Ver­meer, le meilleur

VER­MEER ET LES MAÎTRES DE LA PEIN­TURE DE GENRE. DU 22 FÉ­VRIER AU 22 MAI, MU­SÉE DU LOUVRE, PA­RIS-1ER. CA­TA­LOGUE MU­SÉE DU LOUVRE/ED. SOMOGY, 448 P., 39 EU­ROS.

L'Obs - - Critiques - BER­NARD GÉNIÈS

Les ex­po­si­tions Ver­meer (1632-1675) se heurtent tou­jours aux mêmes dif­fi­cul­tés.
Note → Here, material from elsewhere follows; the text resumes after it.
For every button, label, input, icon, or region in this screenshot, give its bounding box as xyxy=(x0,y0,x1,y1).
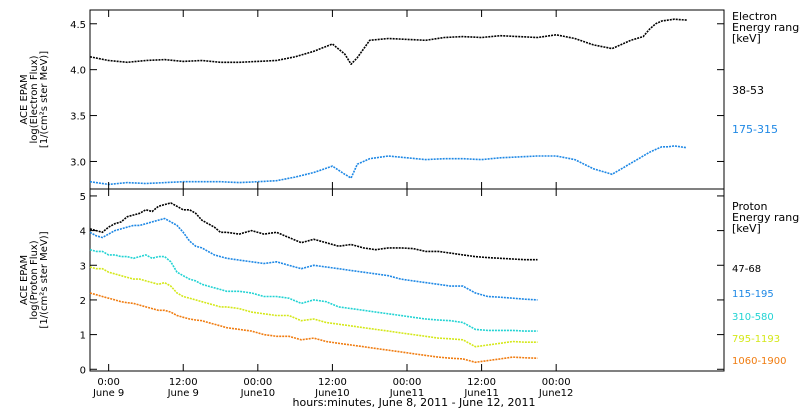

Sa­chant que l’oeuvre connue re­cense moins d’une qua­ran­taine de ta­bleaux, sa­chant que tous les mu­sées (amé­ri­cains prin­ci­pa­le­ment) n’ont pas for­cé­ment la vo­lon­té ou la pos­si­bi­li­té de les prê­ter, le com­mis­saire qui se lance dans une telle aven­ture de­vra donc comp­ter sur un pe­tit nombre de ta­bleaux. En 1995, la Mau­rit­shuis à La Haye avait dé­cro­ché la palme en ex­po­sant vingt-quatre ta­bleaux du peintre hol­lan­dais, dont deux chefs-d’oeuvre de sa propre col­lec­tion, « la Jeune Fille à la perle » et la « Vue de Delft ». Ces der­niers ta­bleaux n’ont pas fait le voyage pour Pa­ris, mais, au Louvre, on pour­ra dé­cou­vrir douze oeuvres du peintre de Delft. C’est à la fois beau­coup et peu. D’où l’idée d’in­clure ces ta­bleaux em­blé­ma­tiques au sein d’un vaste pa­no­ra­ma évo­quant les maîtres hol­lan­dais de la pein­ture de genre. L’exer­cice n’a rien de très pé­rilleux dans la me­sure où la plu­part de ces ar­tistes ont tra­vaillé à la même époque (la se­conde moi­tié du xviie siècle) sur un ter­ri­toire grand comme un mou­choir de poche. Et ce­la en dé­ve­lop­pant des thé­ma­tiques in­ti­mistes ré­duites à des scènes d’in­té­rieur (la lettre, la le­çon de mu­sique, etc.). Au long d’un par­cours très dense – avec des ta­bleaux de Ge­rard ter Borch, Frans van Mie­ris, Ga­briel Met­su, Ni­co­las Mae –, le jeu consiste à es­sayer de re­con­naître du pre­mier coup d’oeil les Ver­meer, ce qui n’est guère dif­fi­cile. Mais le « Sphinx de Delft » n’est pas le seul à tu­toyer la grâce. Les deux su­blimes ver­sions de « l’As­tro­nome à la chan­delle » de Ge­rard Dou (il fut l’élève de Rem­brandt) ont été ac­cro­chées de part et d’autre de « l’As­tro­nome » et du « Géo­graphe » de Ver­meer comme pour rap­pe­ler la dette sym­bo­lique du se­cond au pre­mier. De même, « la Pe­seuse d’or » de Pie­ter de Hooch vient, elle, se me­su­rer ici avec la mi­ra­cu­leuse « Femme à la ba­lance » de Ver­meer. Ce jeu des échanges, des in­fluences, des em­prunts vient ja­lon­ner une ex­po­si­tion pré­sen­tée de ma­nière très di­dac­tique. Mais il n’em­pêche : le gé­nie de Ver­meer l’em­porte. Re­gar­dez, comme il sait peindre l’air…

Ver­meer, « Femme à la ba­lance », vers 1664.